在基因組測序工作完成後,利用計算工具進行基因識彆以及基因結構預測受到瞭越來越多人的重視.人們開髮瞭大量的相關應用軟件,如GenScan, Genemark, GRAIL等,這些軟件在尋找新基因方麵提供瞭很重要的線索.但基因的識彆和預測問題仍未得到完全解決,噹目標基因的編碼序列有缺失和插入時,其預測結果和基因的實際結構相差很大.為瞭消除測序錯誤對預測結果的影響,希望能找齣編碼序列區的測序錯誤.基于這種想法,嘗試根據DNA序列的一些統計特性,利用隱馬爾科伕模型(Hidden Markov Model),引入缺失和插入狀態,然後用Viterbi算法,從中找齣含有缺失和插入的外顯子序列片段.在常用的Burset/Guigo檢測集進行檢測,得到的結果在外顯子水平上,Sn(sensitivity)和Sp(specificity)均達到84%以上.

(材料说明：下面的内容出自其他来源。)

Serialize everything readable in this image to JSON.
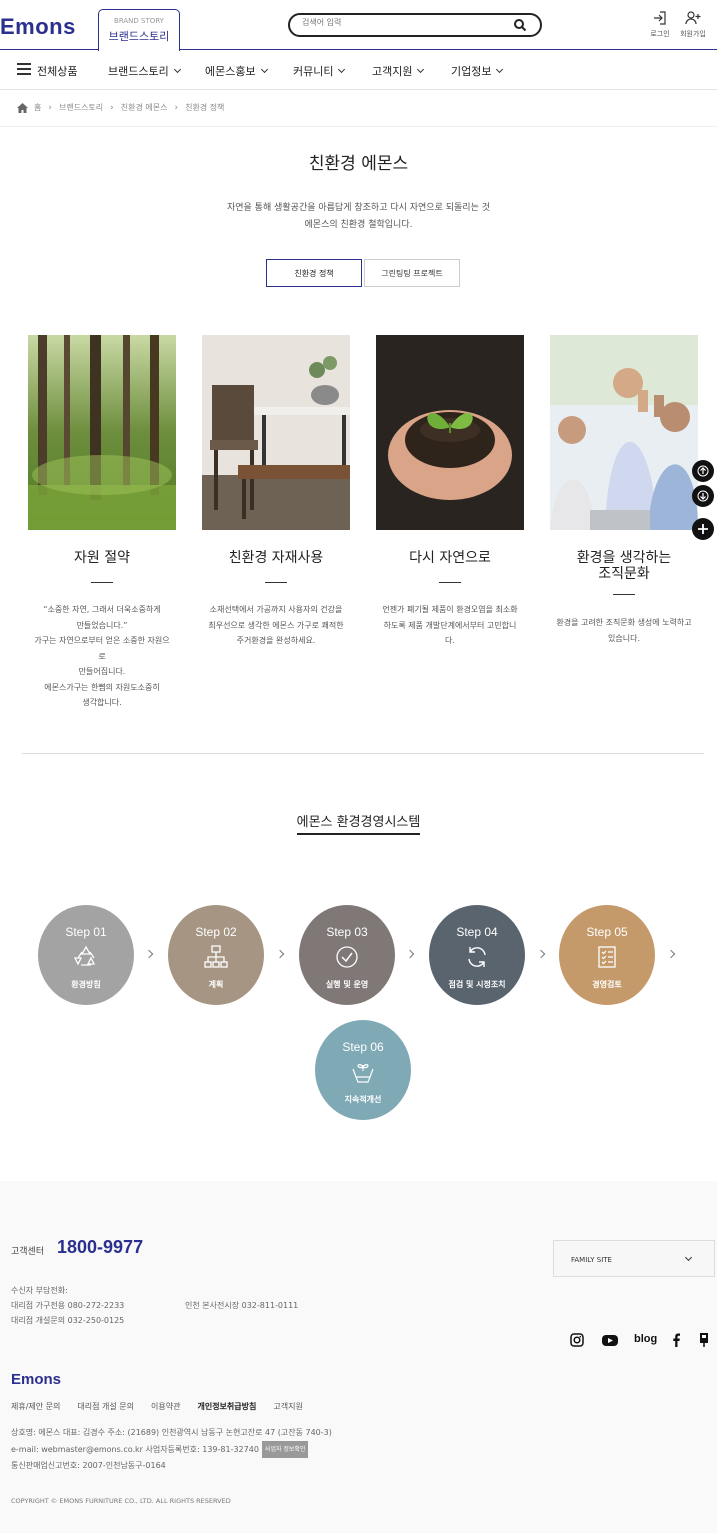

재기인조측서공작완성후,이용계산공구진행기인식별이급기인결구예측수도료월래월다인적중시.인문개발료대량적상관응용연건,여GenScan, Genemark, GRAIL등,저사연건재심조신기인방면제공료흔중요적선색.단기인적식별화예측문제잉미득도완전해결,당목표기인적편마서렬유결실화삽입시,기예측결과화기인적실제결구상차흔대.위료소제측서착오대예측결과적영향,희망능조출편마서렬구적측서착오.기우저충상법,상시근거DNA서렬적일사통계특성,이용은마이과부모형(Hidden Markov Model),인입결실화삽입상태,연후용Viterbi산법,종중조출함유결실화삽입적외현자서렬편단.재상용적Burset/Guigo검측집진행검측,득도적결과재외현자수평상,Sn(sensitivity)화Sp(specificity)균체도84%이상.
After more and more genome sequencing projects, like the "Human Genome Project", the prediction of genes, including their coding region and their regulatory region, has received a lot of attention. Softwares such as GENSCAN and GeneMark are powerful, but still do not meet the requirement of the practical application. The GENSCAN predicts exons accurately, if the sequences predicted does not have insertions and deletions in their coding regions. But if it does have, even only one, the prediction could be disturbed seriously and satisfactory results can not be obtained. A hidden Markov model with states of deletions, insertions and main state is introduced to find the error of deletions and insertions. The result shows that sensitivity and specificity in exon level are both higher than 84% on the Burset/Guigò test data set.